Marielle Hehir Greater Manchester, United Kingdom
Painter/Maker
Hehir’s practice explores the relationship between painting and place. Specifically, ways in which contemporary painting might address the materiality of land in the context of the present climate crisis. Hehir finds stimulus for her work whist spending time with the British canal network – she lives on a narrowboat and has travelled extensively around the inland waterways. For Hehir, the canal is an ‘edgeland’ which exists at the intersection of natural, wild land and land which is managed and built upon. Hehir finds that through her lived engagement with place at a slowed pace, connections and understandings are nurtured. Through close, sustained looking, the vibrancy of the materiality of the canal reveals itself. Hehir is interested in the spirit, or genius loci of the canal network, and through her practice she explores how an experience of place can be evoked and remembered.

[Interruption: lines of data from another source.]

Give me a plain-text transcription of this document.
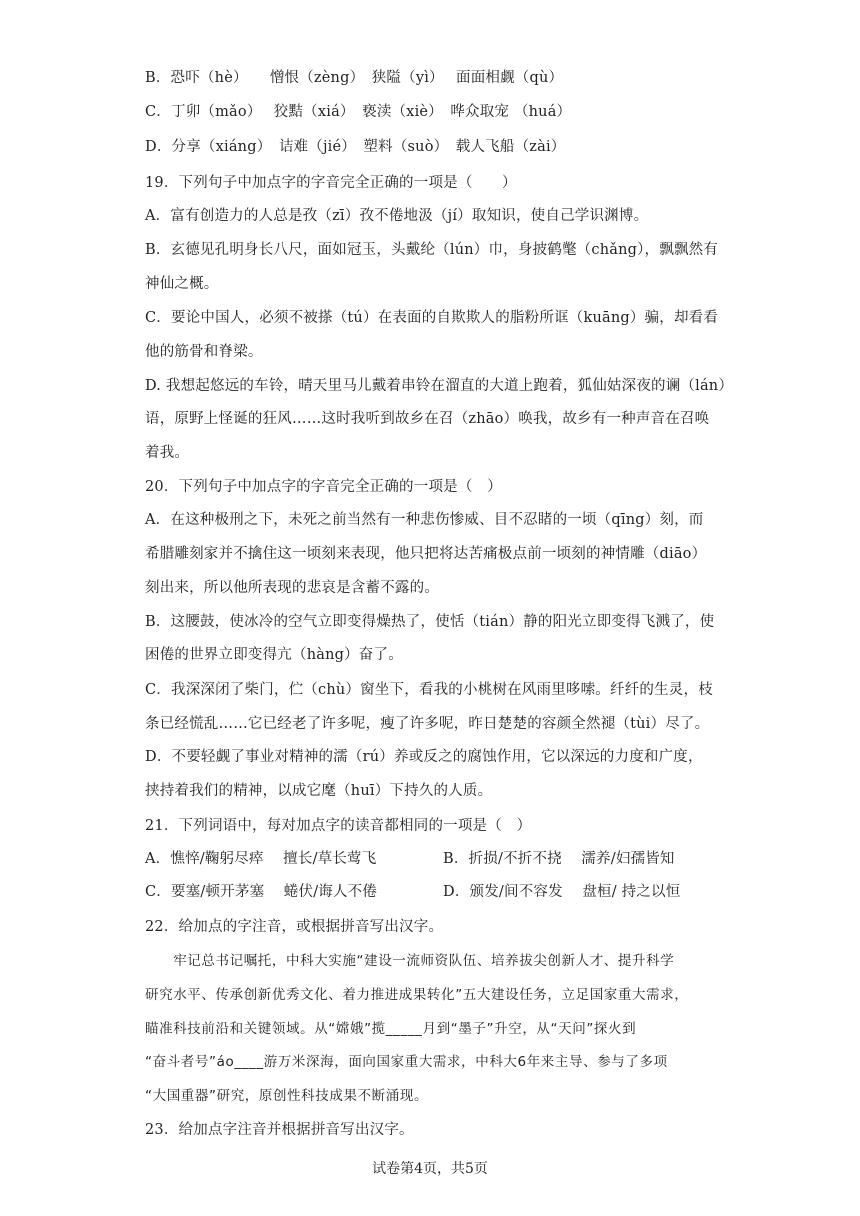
B．恐吓（hè）　　憎恨（zèng）　狭隘（yì）　 面面相觑（qù）

C．丁卯（mǎo）　 狡黠（xiá）　亵渎（xiè）　哗众取宠 （huá）

D．分享（xiáng）　诘难（jié）　塑料（suò）　载人飞船（zài）

19．下列句子中加点字的字音完全正确的一项是（　　）

A．富有创造力的人总是孜（zī）孜不倦地汲（jí）取知识，使自己学识渊博。

B．玄德见孔明身长八尺，面如冠玉，头戴纶（lún）巾，身披鹤氅（chǎng），飘飘然有

神仙之概。

C．要论中国人，必须不被搽（tú）在表面的自欺欺人的脂粉所诓（kuāng）骗，却看看

他的筋骨和脊梁。

D. 我想起悠远的车铃，晴天里马儿戴着串铃在溜直的大道上跑着，狐仙姑深夜的谰（lán）

语，原野上怪诞的狂风……这时我听到故乡在召（zhāo）唤我，故乡有一种声音在召唤

着我。

20．下列句子中加点字的字音完全正确的一项是（　）

A．在这种极刑之下，未死之前当然有一种悲伤惨威、目不忍睹的一顷（qīng）刻，而

希腊雕刻家并不擒住这一顷刻来表现，他只把将达苦痛极点前一顷刻的神情雕（diāo）

刻出来，所以他所表现的悲哀是含蓄不露的。

B．这腰鼓，使冰冷的空气立即变得燥热了，使恬（tián）静的阳光立即变得飞溅了，使

困倦的世界立即变得亢（hàng）奋了。

C．我深深闭了柴门，伫（chù）窗坐下，看我的小桃树在风雨里哆嗦。纤纤的生灵，枝

条已经慌乱……它已经老了许多呢，瘦了许多呢，昨日楚楚的容颜全然褪（tùi）尽了。

D．不要轻觑了事业对精神的濡（rú）养或反之的腐蚀作用，它以深远的力度和广度，

挟持着我们的精神，以成它麾（huī）下持久的人质。

21．下列词语中，每对加点字的读音都相同的一项是（　）

A．憔悴/鞠躬尽瘁　 擅长/草长莺飞	B．折损/不折不挠　 濡养/妇孺皆知

C．要塞/顿开茅塞　 蜷伏/诲人不倦	D．颁发/间不容发　 盘桓/ 持之以恒

22．给加点的字注音，或根据拼音写出汉字。

　　牢记总书记嘱托，中科大实施“建设一流师资队伍、培养拔尖创新人才、提升科学

研究水平、传承创新优秀文化、着力推进成果转化”五大建设任务，立足国家重大需求，

瞄准科技前沿和关键领域。从“嫦娥”揽_____月到“墨子”升空，从“天问”探火到

“奋斗者号”áo____游万米深海，面向国家重大需求，中科大6年来主导、参与了多项

“大国重器”研究，原创性科技成果不断涌现。

23．给加点字注音并根据拼音写出汉字。

试卷第4页，共5页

In the studio, Hehir utilises an extensive collection of materials, including earth and synthetic materials which might be found at the canal. Through a process of intention and accident, Hehir creates surfaces in her work which are often fragile and precarious, or distressed in some way; surfaces which are evocative of the increasingly unstable land-surface terrain of the Anthropocene. Luminous yet melancholy, Hehir’s work is as much about loss as it is about speculation for the future. Slowly unfurling through prolonged looking, Hehir’s artworks become spaces permeated by hope and care, haunted by grief, yet anticipating what has not yet become.